Despite calls from some leading health experts to scrap annual physicals because they are a waste of time and money, a new study finds advantages to routine screenings.
“While it is disappointing that I can’t tell my patients a visit with me or my colleagues will help them live longer, it is good to know there are proven, measurable benefits,” said senior study author, physician Jeffrey Linder. He is chief of the division of general internal medicine and geriatrics at Northwestern University Feinberg School of Medicine, in Chicago.
To come to that conclusion, the Northwestern team reviewed 32 studies conducted between 1963 and 2021.
There is no solid evidence that regular check-ups help adults live longer or prevent major cardiovascular problems like heart attacks or strokes, but they do provide many health benefits — especially for at-risk people — and should continue, the researchers concluded.
At-risk people include: ethnic and racial minorities; those overdue for preventive services who have uncontrolled risk factors; low self-rated health; those who don’t have a single source of trusted care; or those who live in regions with poor access to primary care providers.
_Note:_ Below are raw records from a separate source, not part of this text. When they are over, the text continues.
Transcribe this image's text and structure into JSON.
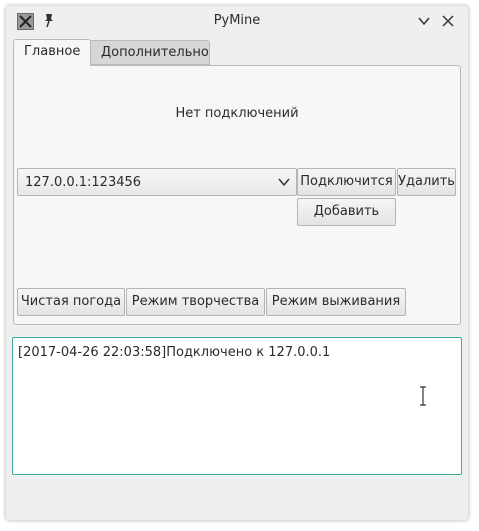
{
  "window": {
    "title": "PyMine",
    "icons": {
      "app": "app-logo-icon",
      "pin": "pin-icon",
      "minimize": "chevron-down-icon",
      "close": "close-icon"
    }
  },
  "tabs": [
    {
      "label": "Главное",
      "active": true
    },
    {
      "label": "Дополнительно",
      "active": false
    }
  ],
  "main": {
    "status_text": "Нет подключений",
    "server_select": {
      "value": "127.0.0.1:123456"
    },
    "connect_label": "Подключится",
    "delete_label": "Удалить",
    "add_label": "Добавить",
    "clear_weather_label": "Чистая погода",
    "creative_label": "Режим творчества",
    "survival_label": "Режим выживания"
  },
  "log": {
    "lines": [
      "[2017-04-26 22:03:58]Подключено к 127.0.0.1"
    ]
  },
  "colors": {
    "window_bg": "#efefef",
    "log_border_accent": "#3dae9c"
  }
}
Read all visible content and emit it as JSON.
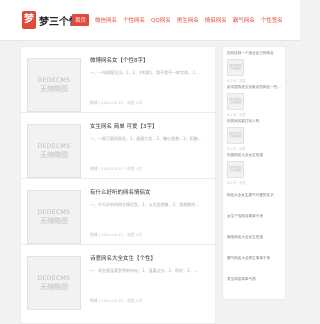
{
  "site": {
    "logo_mark": "梦",
    "logo_text": "梦三个性网"
  },
  "nav": [
    "首页",
    "微信网名",
    "个性网名",
    "QQ网名",
    "男生网名",
    "情侣网名",
    "霸气网名",
    "个性签名"
  ],
  "placeholder": {
    "line1": "DEDECMS",
    "line2": "无缩略图"
  },
  "articles": [
    {
      "title": "微博网名女【个性8字】",
      "desc": "一、一年稳稳当当，1、2、4的第1、我不是不一样字体，人...",
      "meta": "微博 | 2024-05-27 · 浏览 1次"
    },
    {
      "title": "女生网名 简单 可爱【3字】",
      "desc": "一、一般可爱的网名，1、甜甜少女，2、糖心怪兽，3、奶糖...",
      "meta": "微博 | 2024-05-27 · 浏览 1次"
    },
    {
      "title": "有什么好听的网名情侣女",
      "desc": "一、什么好听的网名情侣女，1、以为会就像，2、我想最终...",
      "meta": "微博 | 2024-05-27 · 浏览 1次"
    },
    {
      "title": "诗意网名大全女生【个性】",
      "desc": "一、网名超温柔到哭的诗句，1、温柔过分，2、你好，3、...",
      "meta": "微博 | 2024-05-27 · 浏览 1次"
    }
  ],
  "sidebar": [
    {
      "title": "如何找到一个适合自己的网名",
      "meta": "6-278 · 浏览"
    },
    {
      "title": "用中国传统文化取名的网名一些...",
      "meta": "6-278 · 浏览"
    },
    {
      "title": "你的网名能打动人吗",
      "meta": "6-278 · 浏览"
    },
    {
      "title": "伤感网名大全女生伤感",
      "meta": "6-278 · 浏览"
    },
    {
      "title": "网名大全女生霸气可爱的名字",
      "meta": ""
    },
    {
      "title": "女生个性网名简单干净",
      "meta": ""
    },
    {
      "title": "微信网名大全女生伤感",
      "meta": ""
    },
    {
      "title": "霸气网名大全男生简单干净",
      "meta": ""
    },
    {
      "title": "男生网名简单气质",
      "meta": ""
    }
  ]
}
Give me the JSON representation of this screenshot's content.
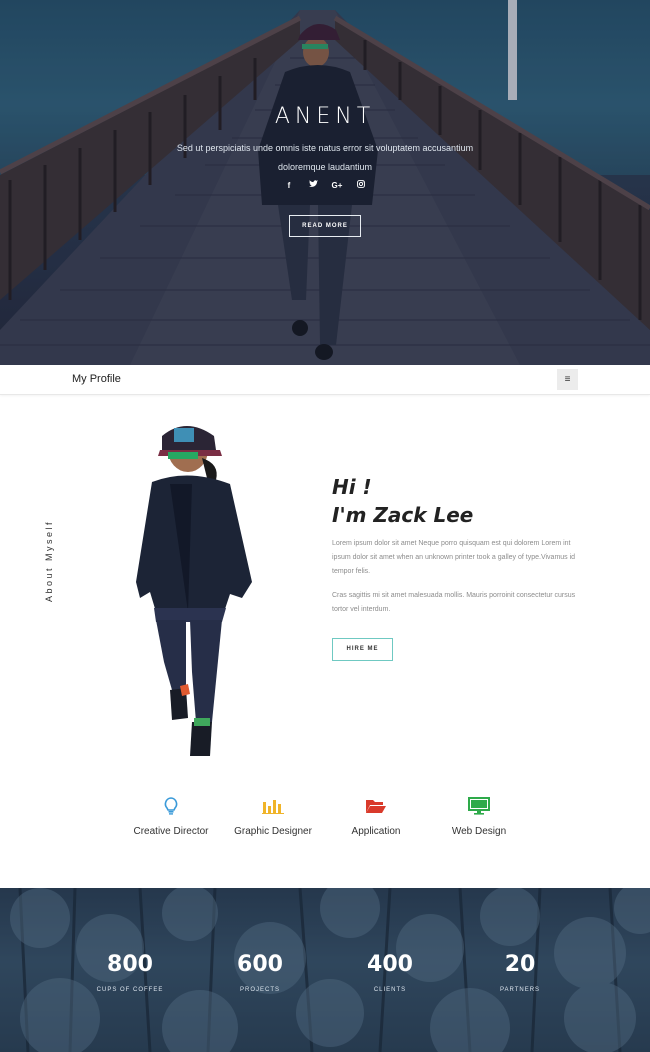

Routine check-ups — not necessarily every year — can lead to better detection and treatment of chronic illnesses such as depression and high blood pressure, an increase in vaccinations and screenings for diseases like cancer, and improvement in how patients actually feel after a visit, according to the study published June 8 in the Journal of the American Medical Association.
“I was surprised at how many benefits we found when we dug into the data, given the negative messaging around these exams,” said study first author David Liss, research associate professor of medicine (general internal medicine and geriatrics) at Northwestern.
“Especially when it relates to patient-reported outcomes. If you walk away feeling healthy, it becomes a self-fulfilling prophecy,” Liss added in a Northwestern news release.
“I think a lot of the critics meant to say ‘Don’t do these annual exams for low-risk patients,’ but the message came out to not do these exams at all, which is problematic,” Liss noted.